We also tried to check in for our flight. But despite having all our information at the electronic ready, British Air informed us that we would have to go through check-in in person, so that our documentation could be reviewed. Remembering the endless check-in lines we'd waited in during previous trips, we decided to get to the airport even earlier than we'd planned.

Back in the days before there was an internet, Danny's travel preparations always included preparing a folder with all flight information, hotel reservations, and so on in writing. He's maintained that practice even as more and more people, mostly younger, do everything with their phones. And so his carry-on included print-outs of all our flight and seat numbers, taxi confirmation, locator forms, test results, and vaccine cards, and even a copy of our marriage license in case someone challenged the reality of our 50-plus years of respectability. I thought he was being silly, but I wasn't going to sneer at someone else's security blanket when I was lugging several months' worth of New Yorkers. 

When we got to the airport, though, we discovered that flying business class allowed us to prance past Economy's long, glacially slow check-in lines and step right up to one of the counters reserved for the plutocracy. Moreover, the woman checking us in was thrilled that Danny had all our information ready to hand on paper, and so was I when I watched a couple at the next counter trying vainly to locate their documents on a phone that didn't have quite enough signal. 

From there pretty much everything went as smoothly as I could have hoped. With several hours to kill, we strolled off to the mostly empty plutocrats' lounge for a free lunch and some time with the New Yorker food issue. At the gate, we boarded early and settled into our business-class pods with a glass of complimentary champagne. The dinner and, later, breakfast we were served were surprisingly tasty and the service couldn't have been nicer.
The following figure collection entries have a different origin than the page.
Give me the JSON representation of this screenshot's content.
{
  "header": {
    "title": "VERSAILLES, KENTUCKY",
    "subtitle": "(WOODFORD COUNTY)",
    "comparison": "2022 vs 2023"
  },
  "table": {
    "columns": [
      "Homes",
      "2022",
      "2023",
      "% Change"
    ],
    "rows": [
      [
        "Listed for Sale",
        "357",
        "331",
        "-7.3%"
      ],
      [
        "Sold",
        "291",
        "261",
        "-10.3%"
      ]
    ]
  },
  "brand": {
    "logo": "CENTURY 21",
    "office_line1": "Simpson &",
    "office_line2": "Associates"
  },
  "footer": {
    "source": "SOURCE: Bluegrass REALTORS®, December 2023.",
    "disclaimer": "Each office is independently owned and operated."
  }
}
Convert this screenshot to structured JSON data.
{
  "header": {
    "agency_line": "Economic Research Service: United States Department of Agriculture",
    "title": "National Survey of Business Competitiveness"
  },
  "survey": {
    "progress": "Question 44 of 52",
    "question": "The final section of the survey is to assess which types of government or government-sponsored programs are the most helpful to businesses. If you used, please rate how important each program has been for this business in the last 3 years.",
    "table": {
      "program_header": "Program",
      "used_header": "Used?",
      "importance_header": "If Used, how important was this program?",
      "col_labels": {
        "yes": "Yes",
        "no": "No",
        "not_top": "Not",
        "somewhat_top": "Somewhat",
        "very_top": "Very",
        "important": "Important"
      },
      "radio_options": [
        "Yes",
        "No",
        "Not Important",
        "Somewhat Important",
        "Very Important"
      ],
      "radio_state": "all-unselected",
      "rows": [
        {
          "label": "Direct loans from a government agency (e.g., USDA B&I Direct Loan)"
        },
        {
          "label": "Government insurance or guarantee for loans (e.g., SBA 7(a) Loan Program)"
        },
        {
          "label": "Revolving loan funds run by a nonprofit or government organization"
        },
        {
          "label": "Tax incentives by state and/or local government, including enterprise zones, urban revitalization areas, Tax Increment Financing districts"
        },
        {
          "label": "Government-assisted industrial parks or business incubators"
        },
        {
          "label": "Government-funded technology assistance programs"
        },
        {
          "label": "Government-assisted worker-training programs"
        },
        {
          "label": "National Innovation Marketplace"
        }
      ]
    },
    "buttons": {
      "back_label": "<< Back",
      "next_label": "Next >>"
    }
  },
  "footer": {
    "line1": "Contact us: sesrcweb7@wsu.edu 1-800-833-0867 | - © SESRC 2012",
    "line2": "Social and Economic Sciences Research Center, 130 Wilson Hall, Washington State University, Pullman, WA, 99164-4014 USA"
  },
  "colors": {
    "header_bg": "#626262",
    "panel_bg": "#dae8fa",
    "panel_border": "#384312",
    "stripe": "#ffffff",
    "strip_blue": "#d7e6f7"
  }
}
And the lie-flat seats, though not anywhere near as comfortable as an actual bed, were a huge improvement over spending the night hunched over in Economy.

I should note that we wore N95 masks through all of this, aside from when we were eating and drinking, and that this was exceedingly unpleasant. You can tell those masks are really effective by how hot and uncomfortable they are, and trying to sleep while wearing one was an experience I don't look forward to repeating. But I am no anti-masker, and I was, if not exactly happy to mask up, certainly willing to do my part by wearing one. 

Masked up in Fidenza's central piazza.

When we arrived in Italy, our vaccination and test documents were accepted without problems, our taxi showed up only a few minutes late, and soon we were in Fidenza, sitting in the piazza with Pam and Romano and watching the sun go down as we sipped Negronis and nibbled on pizza. All the hassle seemed worth it. So did flying business class, even if next time we can't get a super-low fare. 

I do wonder, though, about all the data-gathering the pandemic has unleashed. Once the virus is finally defeated, will all these requirements become just a memory? Or will this be like 9/11, where the emergency of the moment morphs into a new normal that we all have no choice but to submit to?